Rule 1: Think like your audience
When you’re working with digital mapping and GIS every day it’s easy to assume that everyone understands what a map “is” and what your map represents. The OpusMap team once worked with a company who provided a map printing service and were trying to encourage customers to order over the web using a text-based form. However, time and again customers were unable to complete the form because even though it provided simple drop down menus for choosing scale and paper size, the vast majority of buyers were unable to visualise how a 1:10,000 scale map printed at A1 would differ from a 1:5,000 scale map printed at A1 and so on.

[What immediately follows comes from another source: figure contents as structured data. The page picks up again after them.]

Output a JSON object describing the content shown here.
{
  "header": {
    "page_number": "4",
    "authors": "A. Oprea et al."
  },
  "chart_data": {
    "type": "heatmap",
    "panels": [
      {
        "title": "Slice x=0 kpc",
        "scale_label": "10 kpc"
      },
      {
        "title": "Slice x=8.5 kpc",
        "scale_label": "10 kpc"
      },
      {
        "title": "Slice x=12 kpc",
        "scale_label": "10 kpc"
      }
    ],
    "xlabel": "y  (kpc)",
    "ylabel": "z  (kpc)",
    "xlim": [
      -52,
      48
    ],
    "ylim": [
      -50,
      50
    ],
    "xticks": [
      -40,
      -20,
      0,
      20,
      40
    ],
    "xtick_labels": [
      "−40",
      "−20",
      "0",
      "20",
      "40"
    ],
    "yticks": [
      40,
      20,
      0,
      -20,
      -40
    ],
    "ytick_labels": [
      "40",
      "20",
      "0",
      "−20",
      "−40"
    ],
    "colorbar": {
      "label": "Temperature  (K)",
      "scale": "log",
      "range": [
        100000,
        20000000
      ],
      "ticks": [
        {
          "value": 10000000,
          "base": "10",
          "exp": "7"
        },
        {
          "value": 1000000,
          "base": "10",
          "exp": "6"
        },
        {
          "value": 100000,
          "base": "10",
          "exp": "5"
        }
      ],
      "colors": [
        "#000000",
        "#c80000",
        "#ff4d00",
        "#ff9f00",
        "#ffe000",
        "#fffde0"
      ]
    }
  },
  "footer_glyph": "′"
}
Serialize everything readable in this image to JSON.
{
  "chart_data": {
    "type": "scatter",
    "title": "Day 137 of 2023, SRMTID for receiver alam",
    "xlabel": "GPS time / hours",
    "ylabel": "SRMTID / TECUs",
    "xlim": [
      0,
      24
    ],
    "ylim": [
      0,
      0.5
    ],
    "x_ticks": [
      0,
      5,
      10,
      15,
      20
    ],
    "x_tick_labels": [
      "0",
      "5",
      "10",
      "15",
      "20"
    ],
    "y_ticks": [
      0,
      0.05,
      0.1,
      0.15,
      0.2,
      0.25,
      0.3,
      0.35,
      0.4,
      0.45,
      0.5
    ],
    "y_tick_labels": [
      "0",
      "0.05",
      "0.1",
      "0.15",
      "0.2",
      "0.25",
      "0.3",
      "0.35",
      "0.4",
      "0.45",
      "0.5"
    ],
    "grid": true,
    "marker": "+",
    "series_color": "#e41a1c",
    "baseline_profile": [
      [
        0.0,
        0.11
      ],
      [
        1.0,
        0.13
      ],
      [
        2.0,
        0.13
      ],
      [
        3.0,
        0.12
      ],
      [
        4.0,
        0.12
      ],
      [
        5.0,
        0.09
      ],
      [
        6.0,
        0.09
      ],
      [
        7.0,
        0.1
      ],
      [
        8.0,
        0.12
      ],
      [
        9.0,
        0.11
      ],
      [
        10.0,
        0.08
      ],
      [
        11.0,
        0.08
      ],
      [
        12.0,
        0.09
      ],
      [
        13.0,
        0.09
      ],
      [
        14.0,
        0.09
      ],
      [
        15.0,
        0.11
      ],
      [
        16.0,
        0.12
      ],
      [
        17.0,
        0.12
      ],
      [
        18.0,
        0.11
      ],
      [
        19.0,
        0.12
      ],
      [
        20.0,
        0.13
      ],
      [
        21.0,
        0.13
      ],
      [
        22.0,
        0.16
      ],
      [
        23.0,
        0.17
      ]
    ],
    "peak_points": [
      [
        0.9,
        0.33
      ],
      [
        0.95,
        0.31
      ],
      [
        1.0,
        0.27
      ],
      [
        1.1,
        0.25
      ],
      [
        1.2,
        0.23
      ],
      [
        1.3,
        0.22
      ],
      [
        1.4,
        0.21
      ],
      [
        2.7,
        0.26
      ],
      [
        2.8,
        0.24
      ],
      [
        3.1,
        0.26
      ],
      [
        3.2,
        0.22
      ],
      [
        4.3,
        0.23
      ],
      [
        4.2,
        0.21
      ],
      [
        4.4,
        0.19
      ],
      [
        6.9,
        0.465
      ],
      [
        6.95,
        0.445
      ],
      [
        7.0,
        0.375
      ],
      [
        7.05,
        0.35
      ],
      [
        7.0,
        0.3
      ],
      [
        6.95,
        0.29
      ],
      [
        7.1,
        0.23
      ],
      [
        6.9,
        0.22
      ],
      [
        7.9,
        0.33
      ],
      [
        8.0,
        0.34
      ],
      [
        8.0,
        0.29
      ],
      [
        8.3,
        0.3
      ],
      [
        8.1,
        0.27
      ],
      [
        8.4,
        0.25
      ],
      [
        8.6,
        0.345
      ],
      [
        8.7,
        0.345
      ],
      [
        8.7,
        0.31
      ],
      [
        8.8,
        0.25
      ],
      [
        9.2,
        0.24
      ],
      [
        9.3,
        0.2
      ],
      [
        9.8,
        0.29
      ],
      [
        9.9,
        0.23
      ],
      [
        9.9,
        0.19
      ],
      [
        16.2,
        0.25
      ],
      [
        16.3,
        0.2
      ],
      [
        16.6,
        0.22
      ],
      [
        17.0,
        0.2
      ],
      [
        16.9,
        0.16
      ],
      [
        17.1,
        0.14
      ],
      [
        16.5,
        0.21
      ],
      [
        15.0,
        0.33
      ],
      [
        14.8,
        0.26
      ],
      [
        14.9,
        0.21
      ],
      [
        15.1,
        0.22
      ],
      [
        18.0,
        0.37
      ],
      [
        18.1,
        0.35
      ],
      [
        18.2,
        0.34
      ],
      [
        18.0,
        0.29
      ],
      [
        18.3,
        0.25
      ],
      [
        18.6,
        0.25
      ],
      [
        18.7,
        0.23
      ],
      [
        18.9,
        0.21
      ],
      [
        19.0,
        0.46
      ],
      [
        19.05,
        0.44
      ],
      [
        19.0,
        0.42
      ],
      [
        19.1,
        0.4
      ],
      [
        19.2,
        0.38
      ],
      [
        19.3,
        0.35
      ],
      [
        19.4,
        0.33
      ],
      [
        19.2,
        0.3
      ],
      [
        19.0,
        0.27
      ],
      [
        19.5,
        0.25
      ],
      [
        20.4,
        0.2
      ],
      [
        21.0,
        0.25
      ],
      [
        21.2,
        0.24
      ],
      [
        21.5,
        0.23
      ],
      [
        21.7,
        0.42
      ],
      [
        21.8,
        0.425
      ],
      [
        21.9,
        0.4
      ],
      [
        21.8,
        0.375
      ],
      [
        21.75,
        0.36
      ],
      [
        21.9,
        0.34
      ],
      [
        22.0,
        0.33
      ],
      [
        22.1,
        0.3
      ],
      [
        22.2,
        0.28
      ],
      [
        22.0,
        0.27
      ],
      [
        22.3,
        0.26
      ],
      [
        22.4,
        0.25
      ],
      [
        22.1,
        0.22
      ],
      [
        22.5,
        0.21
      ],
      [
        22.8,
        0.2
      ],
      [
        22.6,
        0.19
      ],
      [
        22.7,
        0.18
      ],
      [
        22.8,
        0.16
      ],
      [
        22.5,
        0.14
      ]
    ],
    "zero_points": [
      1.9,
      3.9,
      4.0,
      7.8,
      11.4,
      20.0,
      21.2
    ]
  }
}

Usability testing – i.e. understanding maps the way users understand them – is an important component in building a website and it’s applicable to how you design your web map and how you identify the way users will engage with your web map. When it comes to usability testing of web maps you are not your user no matter how much you may know about GIS, cartography or using maps and data in your day-to-day work.
Rule 2: Keep it simple, stupid
A GIS is a very powerful piece of software. It has many useful functions and tools to help users interact with, interpret and analyse maps and data. It’s easy to assume that replicating these functions and tools online with your web map will keep the user happy.
Most web maps are telling a specific story. This might be “where the best cycle routes are for cyclists of different abilities” or “where Local Plan policies will be developed in the next 10 years”. Features and tools should only be used if they support your web map’s story otherwise, you risk distracting or even alienating users. Something as basic as how you layer your map and style those layers can make a big difference in how easy it is to interpret your web map and know where to engage with the data shown on the map.
If the purpose of your web map is to help users make a decision. then it’s important that your web map’s usability supports that decision-making process. More choices and features do not necessarily result in higher satisfaction and a frustrated user is unlikely to make a decision at all, let alone the right decision.
Rule 3: The need for speed
Web maps are generated from a server to your browser. Each time a user makes a change – for example to the viewing scale of the map, or to the number of layers shown on the map, or to where the map is centred – the server has to undertake a process before the user sees the change in their web browser.
If you want your map to support making these user changes quickly you need to make sure that both the server and the user’s web browser are able to make full use of caching. Caching essentially means that the server and the user’s web browser are able to store and make use of the same processes (i.e. changes) applied to your web map rather than have to start from scratch.
However, there are choices you can also make in the way your web map is designed and built to improve speed:
- Keep the base map simple
- Keep the number of layers to a minimum
- Aggregate layers into one layer – e.g. show roads as one layer rather than having a separate layer for A roads, B roads etc.
- Keep styles simple
Rule 4: Users don’t care what software you use
A few year’s ago Google asked people on the street “What’s a browser?” Of the 50 people interviewed only 4 knew what a browser was. Ultimately users only care that your web map works with their technology, with their hardware and with their software and they don’t really care why or how it works!
It’s easy to get hung up on technology and software when deciding how to design and publish your web map. It’s easy to assume that the GIS you use to interact with maps on your desktop at work is just as good for interacting with maps over the web. It doesn’t matter how good your web map is or how brilliant the software is that generates the web map in the first place if a user has to make any kind of change to their hardware or software to be able to use your web map.
Rule 5: Be consistent
There are many different ways to publish a map online, from a static image through to a fully interactive map. It’s important that the first web map you publish or the first version of your web map is consistent with subsequent web maps or versions of a web map. Users don’t like having to interact with different types of web maps across a website, particularly if what is shown on the map is subject to change.
The user interface (UI) of your web map and the position of features in the UI – e.g. the legend, search box, interactive tools – should be consistent from Day 1. Whether people use your web map daily, weekly or once in a blue moon, they will expect their experience of any web map you publish to be consistent even if the content or map story changes.
It’s tempting sometimes to just put something out “that makes do” either as a stop-gap or because there is a perception that the project stage or map stage is less important than a previous or later version. This is a mistake.
There is a saying in business: you’re only as good as your last job or project. The same mantra should be adopted for web mapping.